12 curiosidades sobre a polvo-comum

  • 01

    Dois corações bombeiam sangue para as brânquias e um terceiro cuida do resto do corpo.

  • 02

    O sangue é azul porque usa hemocianina, uma proteína de cobre, e não hemoglobina.

  • 03

    O coração principal quase para durante a natação a jato, que por isso é exaustiva.

  • 04

    Dois terços dos neurônios ficam nos braços, e não no cérebro central.

  • 05

    Cada ventosa sente gosto por contato, o que permite caçar dentro de fendas escuras.

  • 06

    O bico é a única parte rígida: o polvo passa por qualquer fresta maior que ele.

  • 07

    Ele acerta o tom do ambiente apesar de ter um único fotopigmento nos olhos.

  • 08

    A pele contém opsinas, as mesmas proteínas sensíveis à luz presentes na retina.

  • 09

    A tinta liberada na fuga atrapalha também o olfato do predador.

  • 10

    Um braço perdido se regenera por completo, com nervos e ventosas.

  • 11

    A fêmea para de comer para cuidar dos ovos e morre logo após a eclosão.

  • 12

    Boa parte dos polvos do litoral brasileiro é Octopus insularis, separada da espécie em 2008.

Perguntas frequentes

Por que o polvo tem três corações?

Porque empurrar sangue através das brânquias exige pressão alta. Dois corações branquiais cuidam apenas dessa passagem e um terceiro distribui o sangue oxigenado pelo corpo. A divisão compensa a baixa eficiência da hemocianina como transportadora de oxigênio.

O sangue do polvo é azul mesmo?

Sim. Ele usa hemocianina, proteína baseada em cobre que fica azul-esverdeada quando ligada ao oxigênio, enquanto a hemoglobina dos vertebrados usa ferro e fica vermelha. A hemocianina rende menos oxigênio por volume, mas funciona melhor em água fria e com pouco oxigênio dissolvido.

Como o polvo muda de cor se não enxerga cores?

Os olhos têm um único fotopigmento, então ele não distingue cores como nós.
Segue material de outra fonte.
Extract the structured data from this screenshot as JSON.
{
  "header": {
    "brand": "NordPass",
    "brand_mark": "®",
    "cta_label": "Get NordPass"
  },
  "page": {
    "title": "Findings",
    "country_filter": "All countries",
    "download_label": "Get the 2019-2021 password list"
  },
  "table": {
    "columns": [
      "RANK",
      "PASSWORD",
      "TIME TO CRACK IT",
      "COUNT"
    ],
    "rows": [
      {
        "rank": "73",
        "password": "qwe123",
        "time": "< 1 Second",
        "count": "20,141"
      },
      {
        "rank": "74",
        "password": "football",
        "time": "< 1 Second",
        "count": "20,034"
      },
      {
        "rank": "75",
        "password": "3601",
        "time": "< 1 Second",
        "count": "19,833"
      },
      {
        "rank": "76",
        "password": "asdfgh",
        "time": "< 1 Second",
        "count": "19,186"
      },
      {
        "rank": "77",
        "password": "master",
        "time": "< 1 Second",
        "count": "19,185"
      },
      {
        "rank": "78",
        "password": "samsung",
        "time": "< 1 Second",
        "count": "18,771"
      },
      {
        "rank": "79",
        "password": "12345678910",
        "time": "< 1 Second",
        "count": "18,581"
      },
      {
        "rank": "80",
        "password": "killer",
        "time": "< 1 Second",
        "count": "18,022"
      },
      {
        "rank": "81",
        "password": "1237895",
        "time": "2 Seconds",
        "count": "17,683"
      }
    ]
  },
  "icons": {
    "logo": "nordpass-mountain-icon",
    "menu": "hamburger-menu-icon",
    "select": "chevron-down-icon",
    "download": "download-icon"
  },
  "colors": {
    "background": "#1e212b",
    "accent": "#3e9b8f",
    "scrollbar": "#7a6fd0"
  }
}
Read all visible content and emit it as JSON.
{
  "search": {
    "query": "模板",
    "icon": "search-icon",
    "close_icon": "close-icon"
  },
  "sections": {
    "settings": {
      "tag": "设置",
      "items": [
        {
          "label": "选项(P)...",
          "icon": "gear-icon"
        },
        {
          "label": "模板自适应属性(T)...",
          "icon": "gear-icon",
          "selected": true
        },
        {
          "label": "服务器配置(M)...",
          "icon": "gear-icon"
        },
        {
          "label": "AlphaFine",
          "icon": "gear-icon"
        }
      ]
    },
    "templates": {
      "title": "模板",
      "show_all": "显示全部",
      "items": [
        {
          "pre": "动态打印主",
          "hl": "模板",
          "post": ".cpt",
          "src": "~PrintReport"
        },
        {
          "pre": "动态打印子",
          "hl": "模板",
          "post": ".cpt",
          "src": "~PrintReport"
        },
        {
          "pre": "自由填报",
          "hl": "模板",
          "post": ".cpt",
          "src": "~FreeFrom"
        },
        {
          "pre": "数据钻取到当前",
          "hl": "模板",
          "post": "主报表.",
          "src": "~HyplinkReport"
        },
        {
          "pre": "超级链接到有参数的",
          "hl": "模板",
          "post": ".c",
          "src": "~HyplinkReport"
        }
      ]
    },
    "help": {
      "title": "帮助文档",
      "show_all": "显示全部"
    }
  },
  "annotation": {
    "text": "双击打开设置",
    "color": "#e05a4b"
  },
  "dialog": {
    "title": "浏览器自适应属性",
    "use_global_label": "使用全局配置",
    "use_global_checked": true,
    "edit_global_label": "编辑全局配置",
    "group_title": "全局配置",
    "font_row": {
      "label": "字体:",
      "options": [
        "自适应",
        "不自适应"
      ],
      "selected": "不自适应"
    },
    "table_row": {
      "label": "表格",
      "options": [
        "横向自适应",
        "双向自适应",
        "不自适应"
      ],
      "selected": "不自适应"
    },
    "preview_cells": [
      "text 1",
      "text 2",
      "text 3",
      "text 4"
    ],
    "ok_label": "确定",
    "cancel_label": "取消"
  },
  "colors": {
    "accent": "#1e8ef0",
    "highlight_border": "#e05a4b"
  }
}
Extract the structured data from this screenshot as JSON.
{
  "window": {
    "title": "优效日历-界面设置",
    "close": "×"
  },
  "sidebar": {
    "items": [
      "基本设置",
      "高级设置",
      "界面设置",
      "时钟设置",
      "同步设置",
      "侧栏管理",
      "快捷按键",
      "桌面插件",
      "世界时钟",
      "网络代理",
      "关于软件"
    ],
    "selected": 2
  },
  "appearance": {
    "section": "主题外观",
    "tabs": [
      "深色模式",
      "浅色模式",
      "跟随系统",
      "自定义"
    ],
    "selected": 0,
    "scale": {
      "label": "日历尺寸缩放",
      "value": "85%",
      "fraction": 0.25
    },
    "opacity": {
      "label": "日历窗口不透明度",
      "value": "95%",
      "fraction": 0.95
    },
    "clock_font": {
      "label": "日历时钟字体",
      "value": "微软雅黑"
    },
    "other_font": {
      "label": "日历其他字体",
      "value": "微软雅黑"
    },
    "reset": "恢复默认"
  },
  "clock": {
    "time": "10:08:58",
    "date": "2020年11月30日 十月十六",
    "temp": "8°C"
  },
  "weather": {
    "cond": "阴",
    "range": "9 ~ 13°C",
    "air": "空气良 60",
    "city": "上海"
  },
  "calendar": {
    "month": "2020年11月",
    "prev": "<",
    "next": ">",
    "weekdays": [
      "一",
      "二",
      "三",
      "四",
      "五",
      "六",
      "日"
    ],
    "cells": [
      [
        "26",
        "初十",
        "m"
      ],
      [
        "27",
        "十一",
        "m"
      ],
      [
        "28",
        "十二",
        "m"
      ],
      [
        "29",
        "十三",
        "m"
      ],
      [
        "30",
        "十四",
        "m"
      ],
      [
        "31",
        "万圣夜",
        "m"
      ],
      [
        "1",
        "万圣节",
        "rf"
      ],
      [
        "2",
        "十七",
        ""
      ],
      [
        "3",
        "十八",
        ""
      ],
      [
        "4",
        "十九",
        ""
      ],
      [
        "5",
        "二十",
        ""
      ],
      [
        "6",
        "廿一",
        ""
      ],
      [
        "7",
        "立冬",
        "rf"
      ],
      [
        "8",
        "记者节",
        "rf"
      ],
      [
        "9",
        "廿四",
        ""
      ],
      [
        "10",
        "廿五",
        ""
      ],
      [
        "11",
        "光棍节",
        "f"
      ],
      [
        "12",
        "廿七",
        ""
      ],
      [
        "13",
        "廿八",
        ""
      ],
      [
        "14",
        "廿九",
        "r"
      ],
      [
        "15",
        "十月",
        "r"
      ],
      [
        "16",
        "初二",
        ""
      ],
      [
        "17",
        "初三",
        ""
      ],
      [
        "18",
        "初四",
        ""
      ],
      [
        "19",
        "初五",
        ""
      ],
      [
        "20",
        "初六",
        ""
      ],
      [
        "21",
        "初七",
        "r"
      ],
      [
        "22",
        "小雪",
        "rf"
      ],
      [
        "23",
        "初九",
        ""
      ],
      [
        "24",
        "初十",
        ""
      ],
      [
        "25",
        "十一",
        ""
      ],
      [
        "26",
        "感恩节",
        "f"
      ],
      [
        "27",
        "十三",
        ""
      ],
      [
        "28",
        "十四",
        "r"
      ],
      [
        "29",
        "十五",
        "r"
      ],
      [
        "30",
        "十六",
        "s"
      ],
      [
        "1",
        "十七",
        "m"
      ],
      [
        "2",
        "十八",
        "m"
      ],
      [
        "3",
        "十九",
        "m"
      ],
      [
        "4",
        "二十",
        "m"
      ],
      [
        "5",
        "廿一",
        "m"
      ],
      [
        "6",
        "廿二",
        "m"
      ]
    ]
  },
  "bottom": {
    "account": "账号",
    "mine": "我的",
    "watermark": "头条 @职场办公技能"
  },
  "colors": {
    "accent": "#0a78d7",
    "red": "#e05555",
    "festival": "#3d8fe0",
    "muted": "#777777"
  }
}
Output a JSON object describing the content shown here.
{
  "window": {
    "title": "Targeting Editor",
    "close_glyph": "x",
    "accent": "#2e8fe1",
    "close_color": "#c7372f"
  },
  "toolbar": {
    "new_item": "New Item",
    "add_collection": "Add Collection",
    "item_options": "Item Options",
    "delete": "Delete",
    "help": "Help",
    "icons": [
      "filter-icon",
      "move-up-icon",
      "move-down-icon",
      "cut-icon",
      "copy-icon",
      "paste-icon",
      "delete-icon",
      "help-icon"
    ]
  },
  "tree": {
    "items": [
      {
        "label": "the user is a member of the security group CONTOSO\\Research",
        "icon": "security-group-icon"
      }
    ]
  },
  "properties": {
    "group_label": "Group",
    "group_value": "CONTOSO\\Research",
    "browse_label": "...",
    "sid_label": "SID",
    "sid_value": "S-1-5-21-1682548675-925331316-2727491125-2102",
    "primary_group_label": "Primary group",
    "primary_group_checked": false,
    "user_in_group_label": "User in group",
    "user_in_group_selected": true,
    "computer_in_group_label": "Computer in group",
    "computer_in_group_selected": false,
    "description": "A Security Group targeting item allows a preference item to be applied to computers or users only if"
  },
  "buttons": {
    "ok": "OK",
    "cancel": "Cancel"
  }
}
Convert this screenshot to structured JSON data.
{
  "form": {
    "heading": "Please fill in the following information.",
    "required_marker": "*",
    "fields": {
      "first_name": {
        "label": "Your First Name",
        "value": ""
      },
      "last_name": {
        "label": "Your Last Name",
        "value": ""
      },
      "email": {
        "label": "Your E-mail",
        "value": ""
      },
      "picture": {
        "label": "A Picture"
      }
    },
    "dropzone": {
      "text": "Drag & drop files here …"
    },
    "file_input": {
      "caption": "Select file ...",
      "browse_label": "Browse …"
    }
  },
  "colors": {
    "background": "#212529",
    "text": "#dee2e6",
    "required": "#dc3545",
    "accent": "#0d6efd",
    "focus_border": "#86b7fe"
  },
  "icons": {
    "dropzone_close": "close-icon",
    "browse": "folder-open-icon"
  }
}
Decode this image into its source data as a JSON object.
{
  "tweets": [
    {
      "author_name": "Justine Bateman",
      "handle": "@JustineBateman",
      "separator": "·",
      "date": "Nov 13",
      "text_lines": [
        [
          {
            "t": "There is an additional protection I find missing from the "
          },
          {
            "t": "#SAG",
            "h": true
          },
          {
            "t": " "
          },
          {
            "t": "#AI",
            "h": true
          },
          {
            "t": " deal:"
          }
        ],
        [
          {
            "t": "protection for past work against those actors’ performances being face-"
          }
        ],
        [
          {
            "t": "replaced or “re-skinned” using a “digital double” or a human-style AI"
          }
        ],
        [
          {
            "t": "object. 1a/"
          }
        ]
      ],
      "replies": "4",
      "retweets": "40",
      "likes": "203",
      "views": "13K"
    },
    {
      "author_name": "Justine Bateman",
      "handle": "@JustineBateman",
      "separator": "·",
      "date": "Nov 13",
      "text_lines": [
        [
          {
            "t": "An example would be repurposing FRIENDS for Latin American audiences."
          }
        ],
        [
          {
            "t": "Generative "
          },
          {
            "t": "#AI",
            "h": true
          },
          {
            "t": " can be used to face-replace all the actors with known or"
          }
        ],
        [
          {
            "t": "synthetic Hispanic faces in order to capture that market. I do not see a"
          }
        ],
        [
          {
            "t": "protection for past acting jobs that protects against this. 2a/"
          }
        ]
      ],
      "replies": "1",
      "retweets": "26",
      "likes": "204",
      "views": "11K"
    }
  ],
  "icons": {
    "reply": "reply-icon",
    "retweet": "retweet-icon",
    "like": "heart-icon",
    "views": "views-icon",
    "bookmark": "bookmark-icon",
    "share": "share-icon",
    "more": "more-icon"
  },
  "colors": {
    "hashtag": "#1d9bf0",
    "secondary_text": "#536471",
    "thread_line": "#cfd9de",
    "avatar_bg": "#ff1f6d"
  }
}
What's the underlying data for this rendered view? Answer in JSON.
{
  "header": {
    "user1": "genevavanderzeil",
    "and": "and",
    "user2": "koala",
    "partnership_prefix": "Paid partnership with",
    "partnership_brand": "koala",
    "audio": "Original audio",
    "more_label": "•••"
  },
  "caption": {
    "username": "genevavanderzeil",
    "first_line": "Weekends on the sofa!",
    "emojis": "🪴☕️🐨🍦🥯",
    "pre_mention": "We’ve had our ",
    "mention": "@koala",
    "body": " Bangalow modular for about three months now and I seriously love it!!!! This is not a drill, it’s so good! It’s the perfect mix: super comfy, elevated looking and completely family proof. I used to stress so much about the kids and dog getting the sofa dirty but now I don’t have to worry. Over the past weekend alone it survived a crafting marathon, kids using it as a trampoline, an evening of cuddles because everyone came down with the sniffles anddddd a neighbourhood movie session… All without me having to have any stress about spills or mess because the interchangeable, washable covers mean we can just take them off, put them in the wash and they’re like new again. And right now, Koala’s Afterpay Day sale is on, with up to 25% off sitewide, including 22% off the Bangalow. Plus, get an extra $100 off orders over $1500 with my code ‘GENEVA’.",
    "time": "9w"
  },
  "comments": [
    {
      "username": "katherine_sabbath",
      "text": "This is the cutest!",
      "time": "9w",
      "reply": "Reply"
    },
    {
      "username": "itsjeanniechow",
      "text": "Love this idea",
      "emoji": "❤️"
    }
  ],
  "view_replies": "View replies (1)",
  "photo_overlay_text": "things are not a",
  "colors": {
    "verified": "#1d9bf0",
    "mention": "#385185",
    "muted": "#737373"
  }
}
Uma hipótese propõe que a pupila em W converta a aberração cromática da lente em informação de cor. A outra parte da descoberta de que a pele contém opsinas, proteínas sensíveis à luz. As duas explicações podem atuar juntas.

Polvo é perigoso para humanos?

Todos os polvos produzem saliva com toxinas para subjugar presas, mas apenas o polvo-de-anéis-azuis, do Indo-Pacífico, oferece risco de morte a pessoas. O polvo-comum pode morder se for encurralado, e a mordida dói, porém não é considerada perigosa.

Quanto tempo vive um polvo-comum?

Entre um e dois anos, dependendo da temperatura da água: água mais quente acelera o crescimento e encurta a vida. A morte está ligada à reprodução, já que macho e fêmea entram em senescência controlada por glândulas hormonais depois de acasalar.